23. Mr. Ashutosh Law for the petitioner made a further submission with reference to the seizure list. He drew my attention to the provisions of Section 69 of the Act which provides that with regard to the search and seizure under the Act the provisions of Sections 102 and 103 of the Code of Criminal Procedure. 1898. shall apply in so far as they are applicable. My attention was drawn next to the provisions of Sections 102 and 103 of the Code of Criminal Procedure which, inter alia, provide that every seizure list must be signed by two witnesses. My attention was drawn to the copy of the seizure list in the brief, in which there are no signatures of any witnesses. Consequently it was contended that the seizure was in contravention of Section 69 of the Act. Mr. Banerjee drew my attention to the original seizure list from the file kept with the Customs Authorities. It is however found from the records that the original seizure list has been signed by two witnesses as required by law. It is unfortunate that in the copy supplied to the petitioner those two names do not appear. Consequently I must hold that this contention of Mr. Law is without any substance.

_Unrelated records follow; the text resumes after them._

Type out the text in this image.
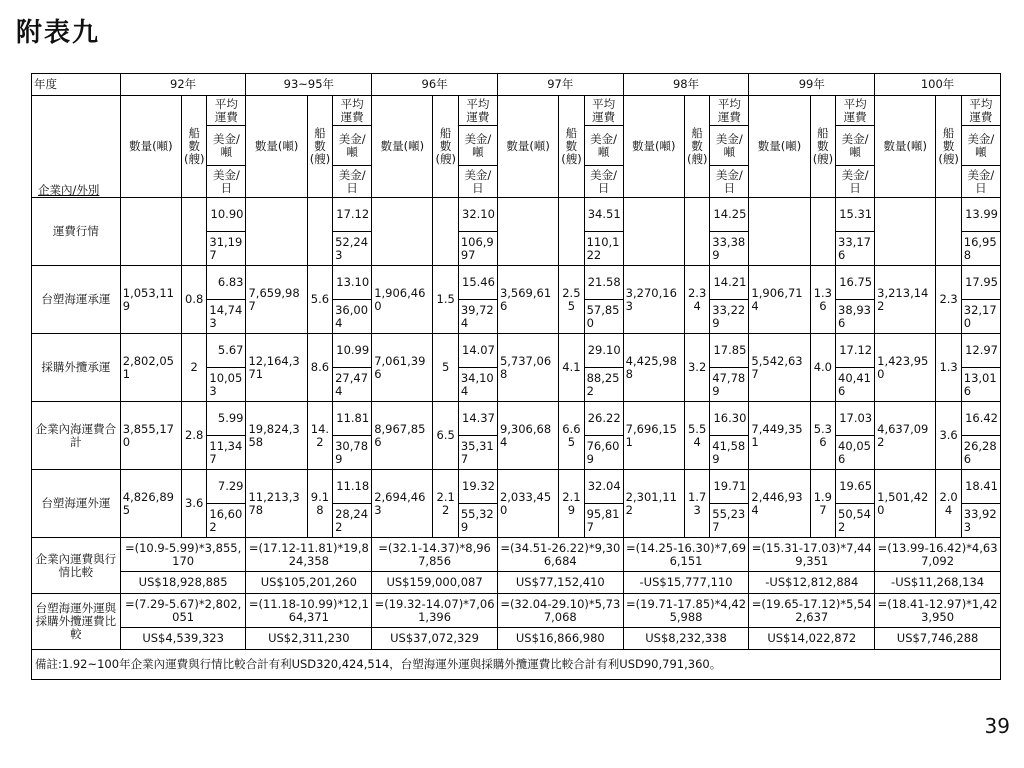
附表九
年度	92年			93~95年			96年			97年			98年			99年			100年		
企業內/外別	數量(噸)	船數(艘)	平均運費	數量(噸)	船數(艘)	平均運費	數量(噸)	船數(艘)	平均運費	數量(噸)	船數(艘)	平均運費	數量(噸)	船數(艘)	平均運費	數量(噸)	船數(艘)	平均運費	數量(噸)	船數(艘)	平均運費
			美金/噸			美金/噸			美金/噸			美金/噸			美金/噸			美金/噸			美金/噸
			美金/日			美金/日			美金/日			美金/日			美金/日			美金/日			美金/日
運費行情			10.90			17.12			32.10			34.51			14.25			15.31			13.99
			31,197			52,243			106,997			110,122			33,389			33,176			16,958
台塑海運承運	1,053,119	0.8	6.83	7,659,987	5.6	13.10	1,906,460	1.5	15.46	3,569,616	2.55	21.58	3,270,163	2.34	14.21	1,906,714	1.36	16.75	3,213,142	2.3	17.95
			14,743			36,004			39,724			57,850			33,229			38,936			32,170
採購外攬承運	2,802,051	2	5.67	12,164,371	8.6	10.99	7,061,396	5	14.07	5,737,068	4.1	29.10	4,425,988	3.2	17.85	5,542,637	4.0	17.12	1,423,950	1.3	12.97
			10,053			27,474			34,104			88,252			47,789			40,416			13,016
企業內海運費合計	3,855,170	2.8	5.99	19,824,358	14.2	11.81	8,967,856	6.5	14.37	9,306,684	6.65	26.22	7,696,151	5.54	16.30	7,449,351	5.36	17.03	4,637,092	3.6	16.42
			11,347			30,789			35,317			76,609			41,589			40,056			26,286
台塑海運外運	4,826,895	3.6	7.29	11,213,378	9.18	11.18	2,694,463	2.12	19.32	2,033,450	2.19	32.04	2,301,112	1.73	19.71	2,446,934	1.97	19.65	1,501,420	2.04	18.41
			16,602			28,242			55,329			95,817			55,237			50,542			33,923
企業內運費與行情比較	=(10.9-5.99)*3,855,170			=(17.12-11.81)*19,824,358			=(32.1-14.37)*8,967,856			=(34.51-26.22)*9,306,684			=(14.25-16.30)*7,696,151			=(15.31-17.03)*7,449,351			=(13.99-16.42)*4,637,092		
	US$18,928,885			US$105,201,260			US$159,000,087			US$77,152,410			-US$15,777,110			-US$12,812,884			-US$11,268,134		
台塑海運外運與採購外攬運費比較	=(7.29-5.67)*2,802,051			=(11.18-10.99)*12,164,371			=(19.32-14.07)*7,061,396			=(32.04-29.10)*5,737,068			=(19.71-17.85)*4,425,988			=(19.65-17.12)*5,542,637			=(18.41-12.97)*1,423,950		
	US$4,539,323			US$2,311,230			US$37,072,329			US$16,866,980			US$8,232,338			US$14,022,872			US$7,746,288		
備註:1.92~100年企業內運費與行情比較合計有利USD320,424,514，台塑海運外運與採購外攬運費比較合計有利USD90,791,360。																					
39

24. The last contention advanced on behalf of the petitioner was that the respondent No. 2 who is an Inspector of Central Excise and Customs was not duly authorised under the Gold (Control) Act to undertake the search and seizure and to initiate the present proceedings. Turning to Section 4 (4) of the Act it is found that the Administrator appointed by the Central Government may authorise such person as he thinks fit to exercise all or any of the powers exercisable by the Administrator under the Act except the powers mentioned in that sub-section.
25. Mr. Banerjee for the respondent produced before me a copy of a notification by which all Customs Officers up to the rank of Sub-Inspectors have been authorised to perform the duties under the Act by the Administrator. Their authorisation was, however, in 1962 under the Defence of India Rules. 1962. and not under the Act. Section 116 (2) of the Act. however, provides that anything done prior to the repeal of the Gold (Control) Act, 1965 and the Gold (Control) Ordinance, 1968. either under those statutory provisions or under Part XII-A of the Defence of India Rules, 1962. shall be deemed to have been done under the Act. In that view of the matter, this contention of Mr. Law also appears to me to be without any substance.
26. This disposes of all the contentions raised on behalf of the parties.
27. In the result, this application succeeds and the Rule is made absolute.
28. There will be a writ in the nature of mandamus directing the respondents to forthwith recall and cancel the show-cause notice dated the 24th April 1971 and forbear from giving effect thereto in any manner whatsoever.
29. There will be no order as tocosts.
30. Operation of this order will be stayed for a period of six weeks from date.
31. This order is to be drawn up expeditiously.